Under cover of darkness and an approaching storm, the real life Sea Wolf and his crew overpowered their guards, rowed their ship out of the lagoon, set full sail and were never seen again by the French. A Maritime historian, W.A. Claymore, wrote that the French gunship “couldn’t have caught them had they tried”. Most of the schooners being used by sealers were Maritimers, direct forebears of the fast schooner Bluenose.
After the voyage, Captain Alex sported a new tie pin – a pink pearl set in five golden claws.
Alex MacLean was a fierce looking sea captain. His trademark was an 18-inch moustache that he could tie in a knot at the back of his neck. He was 5’ 11” tall and weighed 190 pounds. Reports of his brawling prowess are legendary.

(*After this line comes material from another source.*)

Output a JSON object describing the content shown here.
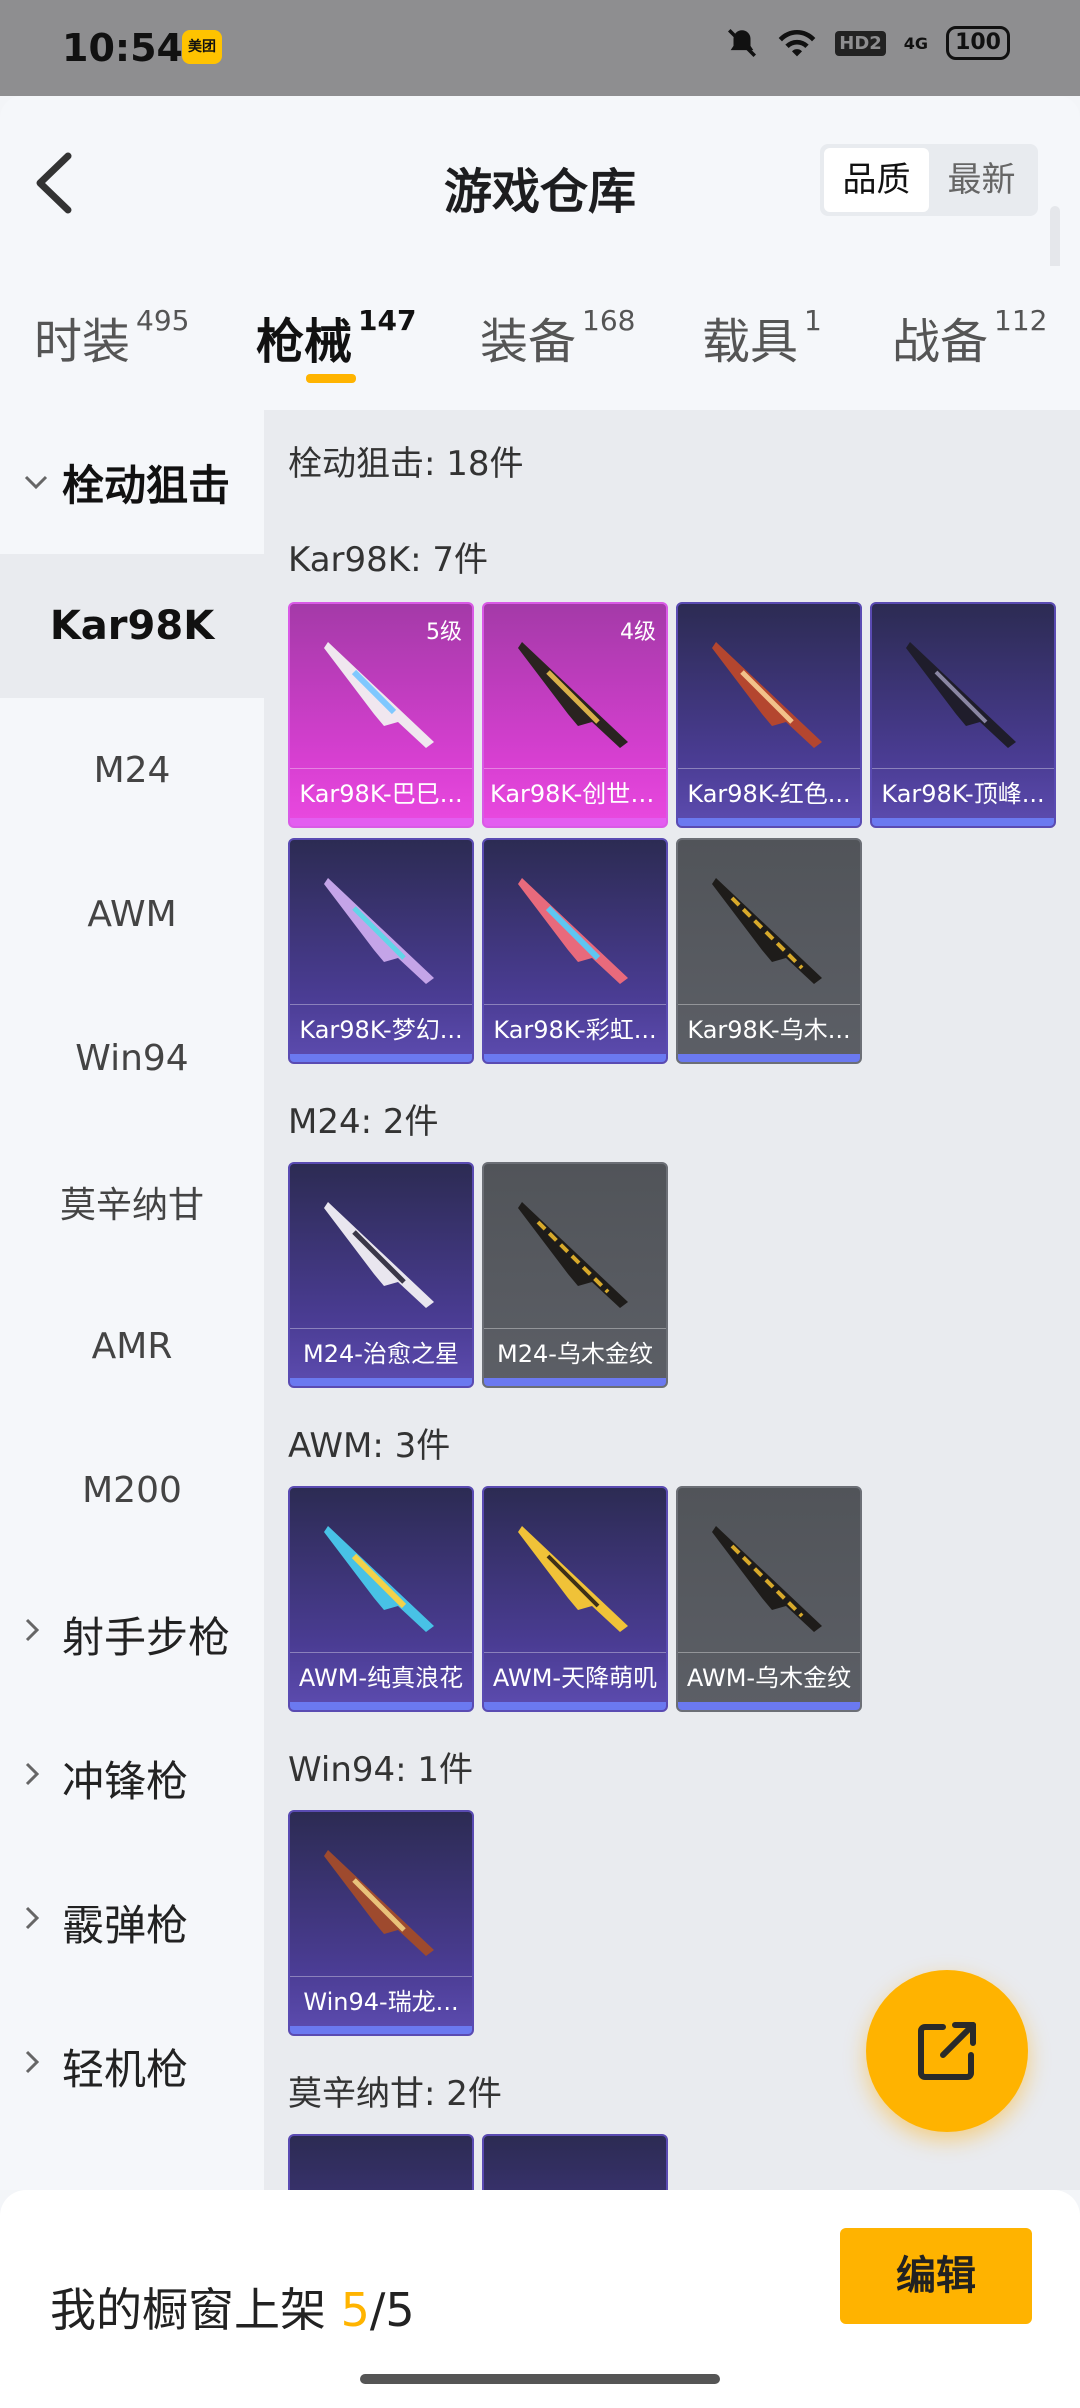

Once, he took exception to negligence by his 230-pound first mate. The mate had allowed several crew members to jump ship and join another sealing vessel (which happened to be his brother Dan’s ship). Alex announced he was “going to give him (the first mate) a thrashing”.

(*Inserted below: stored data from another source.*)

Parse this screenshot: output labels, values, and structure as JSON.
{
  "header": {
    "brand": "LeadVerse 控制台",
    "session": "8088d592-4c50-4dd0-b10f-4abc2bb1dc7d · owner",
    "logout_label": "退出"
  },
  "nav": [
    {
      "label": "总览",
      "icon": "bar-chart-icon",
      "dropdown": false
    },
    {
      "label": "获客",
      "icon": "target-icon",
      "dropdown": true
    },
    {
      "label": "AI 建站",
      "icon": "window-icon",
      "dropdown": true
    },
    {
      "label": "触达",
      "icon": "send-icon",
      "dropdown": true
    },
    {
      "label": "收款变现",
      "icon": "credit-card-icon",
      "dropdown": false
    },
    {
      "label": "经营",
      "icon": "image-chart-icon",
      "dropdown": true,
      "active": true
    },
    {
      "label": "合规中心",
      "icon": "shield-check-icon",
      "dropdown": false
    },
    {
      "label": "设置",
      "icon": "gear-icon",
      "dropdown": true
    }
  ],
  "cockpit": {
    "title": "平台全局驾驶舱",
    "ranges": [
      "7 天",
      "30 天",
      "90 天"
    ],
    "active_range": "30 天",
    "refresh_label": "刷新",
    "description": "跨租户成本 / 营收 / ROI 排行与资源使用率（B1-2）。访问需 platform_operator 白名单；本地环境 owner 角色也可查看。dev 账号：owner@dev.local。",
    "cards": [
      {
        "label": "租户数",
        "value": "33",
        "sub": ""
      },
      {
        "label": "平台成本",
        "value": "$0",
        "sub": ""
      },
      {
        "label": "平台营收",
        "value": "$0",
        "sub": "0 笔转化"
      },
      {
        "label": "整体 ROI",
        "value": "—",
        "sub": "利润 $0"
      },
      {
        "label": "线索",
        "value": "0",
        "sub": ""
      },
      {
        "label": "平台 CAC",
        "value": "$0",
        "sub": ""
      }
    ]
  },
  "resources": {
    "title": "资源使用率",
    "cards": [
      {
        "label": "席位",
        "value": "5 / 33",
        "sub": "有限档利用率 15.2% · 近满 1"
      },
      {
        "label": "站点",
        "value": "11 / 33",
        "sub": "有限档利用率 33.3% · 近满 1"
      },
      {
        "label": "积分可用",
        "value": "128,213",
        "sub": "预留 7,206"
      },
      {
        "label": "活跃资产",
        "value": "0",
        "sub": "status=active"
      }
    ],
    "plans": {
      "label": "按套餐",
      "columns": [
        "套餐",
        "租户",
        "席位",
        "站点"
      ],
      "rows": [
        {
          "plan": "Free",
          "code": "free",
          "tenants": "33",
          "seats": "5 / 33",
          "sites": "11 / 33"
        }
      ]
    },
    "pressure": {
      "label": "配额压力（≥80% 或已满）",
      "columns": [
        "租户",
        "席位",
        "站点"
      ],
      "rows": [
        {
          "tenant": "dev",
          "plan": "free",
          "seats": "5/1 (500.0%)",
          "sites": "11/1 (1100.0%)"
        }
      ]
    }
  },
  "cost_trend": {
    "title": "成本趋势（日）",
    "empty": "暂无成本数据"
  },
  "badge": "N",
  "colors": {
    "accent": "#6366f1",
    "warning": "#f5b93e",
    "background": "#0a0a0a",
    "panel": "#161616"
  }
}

He ordered the crew below, battened the hatches, took off his shirt and, for half an hour, punched his first officer senseless. MacLean didn’t have a scratch on him after the fisticuffs but he didn’t bear a grudge. He considered his mate a good seaman, dressed his cuts and scrapes, shook hands with him and kept him on as second in command.
Like Alex MacLean, Jack London’s fictional character, Wolf Larsen, was the skipper of a sealing ship. They were both known for their great physical power but Alex MacLean did not possess Larsen’s ruthless nature. Back home in East Bay, he was known for his kindness and his generosity with money.

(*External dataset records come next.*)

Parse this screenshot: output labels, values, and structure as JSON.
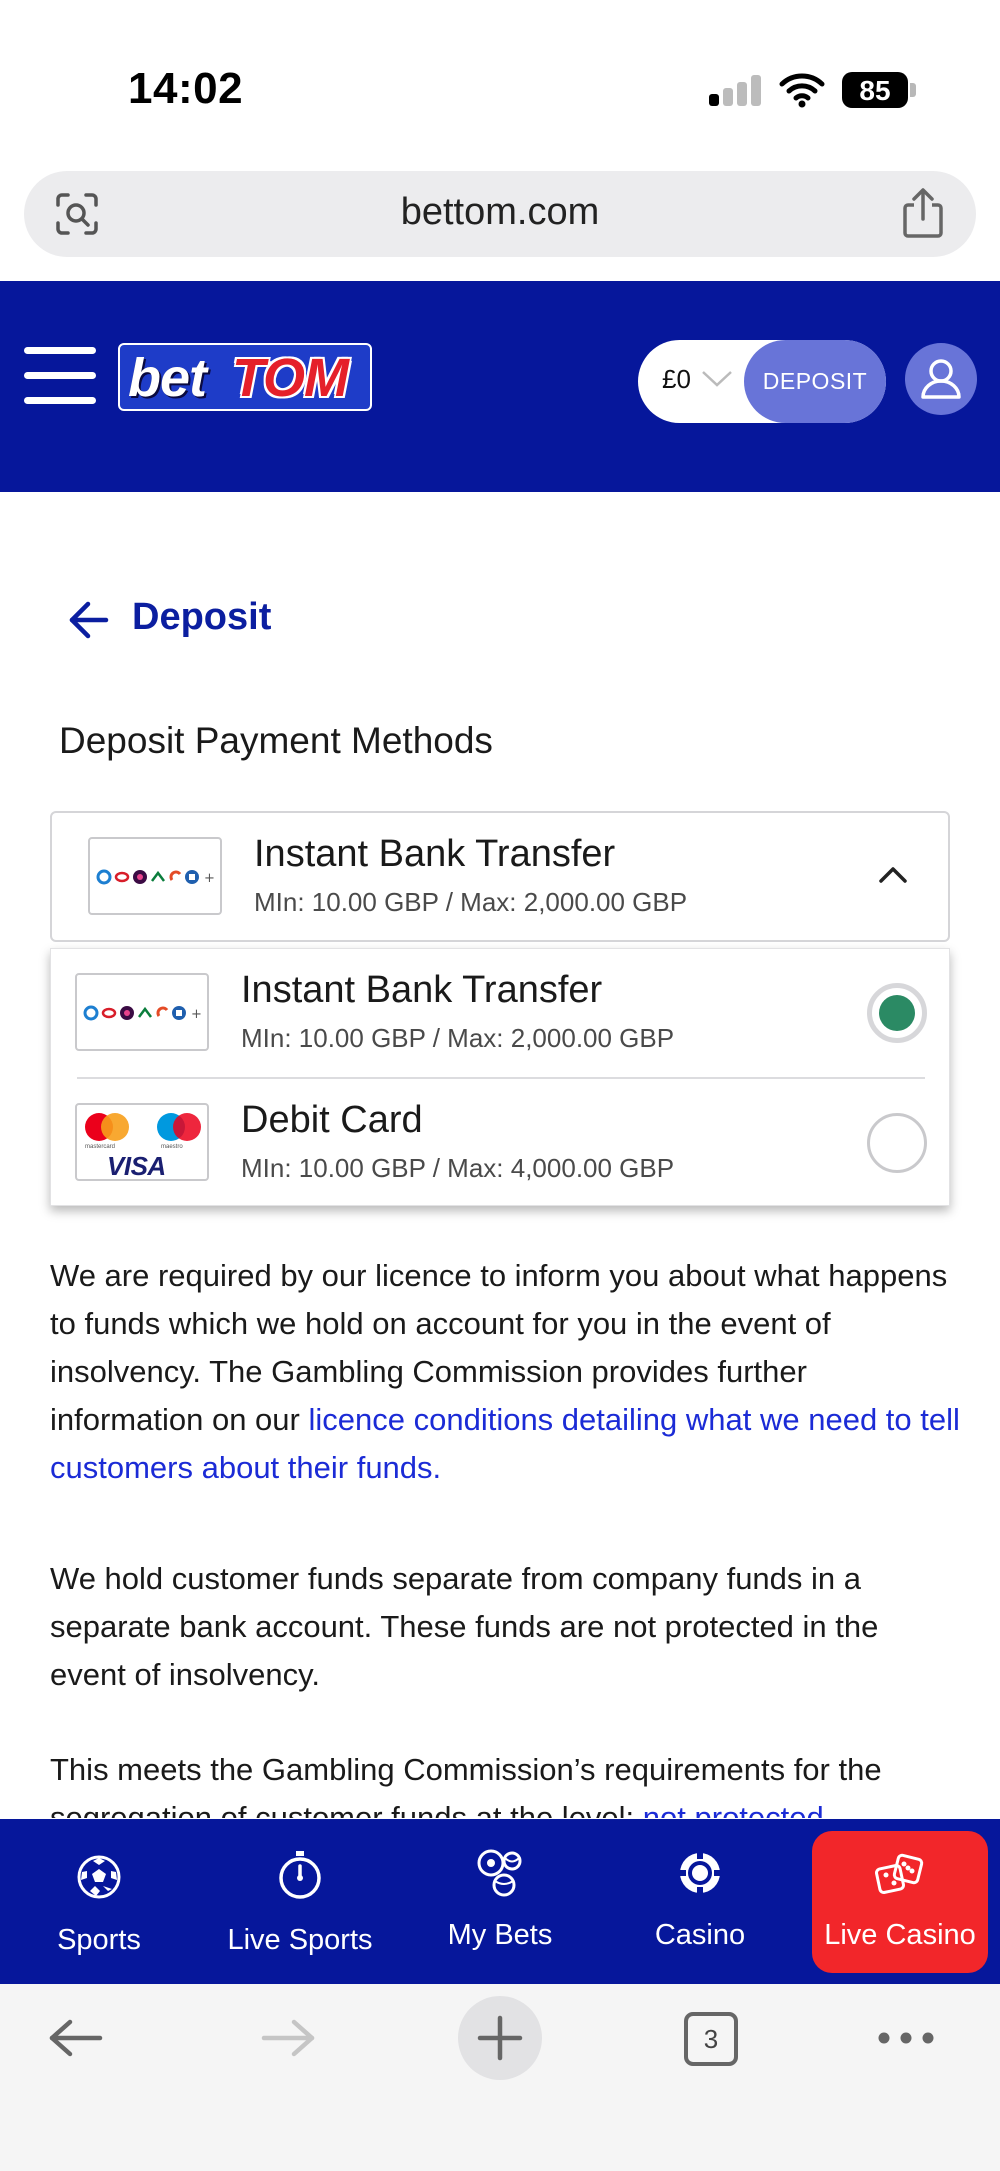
{
  "status_bar": {
    "time": "14:02",
    "battery": "85",
    "signal_bars_active": 1,
    "signal_bars_total": 4
  },
  "browser": {
    "url": "bettom.com",
    "lens_icon": "camera-search-icon",
    "share_icon": "share-icon",
    "tab_count": "3"
  },
  "header": {
    "logo_part1": "bet",
    "logo_part2": "TOM",
    "balance": "£0",
    "deposit_label": "DEPOSIT",
    "colors": {
      "background": "#06179b",
      "deposit": "#6874d8"
    }
  },
  "page": {
    "title": "Deposit",
    "section_title": "Deposit Payment Methods"
  },
  "payment_select": {
    "selected": {
      "name": "Instant Bank Transfer",
      "limits": "MIn: 10.00 GBP / Max: 2,000.00 GBP"
    },
    "options": [
      {
        "name": "Instant Bank Transfer",
        "limits": "MIn: 10.00 GBP / Max: 2,000.00 GBP",
        "checked": true,
        "logo": "bank-logos-icon"
      },
      {
        "name": "Debit Card",
        "limits": "MIn: 10.00 GBP / Max: 4,000.00 GBP",
        "checked": false,
        "logo": "card-logos-icon",
        "logo_captions": {
          "mastercard": "mastercard",
          "maestro": "maestro",
          "visa": "VISA"
        }
      }
    ]
  },
  "info": {
    "p1_text": "We are required by our licence to inform you about what happens to funds which we hold on account for you in the event of insolvency. The Gambling Commission provides further information on our ",
    "p1_link": "licence conditions detailing what we need to tell customers about their funds.",
    "p2": "We hold customer funds separate from company funds in a separate bank account. These funds are not protected in the event of insolvency.",
    "p3_text": "This meets the Gambling Commission’s requirements for the segregation of customer funds at the level: ",
    "p3_link": "not protected –"
  },
  "bottom_nav": [
    {
      "label": "Sports",
      "icon": "football-icon"
    },
    {
      "label": "Live Sports",
      "icon": "stopwatch-icon"
    },
    {
      "label": "My Bets",
      "icon": "balls-icon"
    },
    {
      "label": "Casino",
      "icon": "casino-chip-icon"
    },
    {
      "label": "Live Casino",
      "icon": "dice-icon",
      "active": true
    }
  ],
  "accent_colors": {
    "active_nav": "#f2262a",
    "link": "#1b2bd6",
    "radio_checked": "#2b8a64"
  }
}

Alex MacLean probably would not have grasped the symbolism behind Jack London’s story of the Sea Wolf, the cult of “red blood” and a breed of Nietzschean supermen engaged in various and violent inner and outer struggles.
Jack London’s idols were Marx and Nietzsche who were poles apart in their ideologies and London championed them – first one and then the other – both in his life and in his novels. Alex MacLean probably never heard of either and historians disagree whether or not he could read.
Captain MacLean never left the sea. He was captain of Favorite when he accidentally drowned in Vancouver harbour in 1914 at the age of 56. There were reports that, in his lifetime, he had killed 50 men but he maintained he never killed anyone “though I have lost 59 men”. It has also been recorded that he marooned sailors who fell afoul of his iron discipline.
Once, he told a crew member “if you want to go ashore, swim for it” and threw him overboard.
Jack London put the sea behind him at a young age and tramped through Canada and the United States for two years before enrolling at the University of California for one semester. He contracted scurvy in the Klondike and returned home to Oakland to write. Until his death in 1916, he wrote 19 novels and scores of short stories.
London’s best-selling works made him as popular in the English-speaking world as Rudyard Kipling.
Alex MacLean, the real life Sea Wolf, never did get to carry out his threat to throw Jack London into the Pacific Ocean.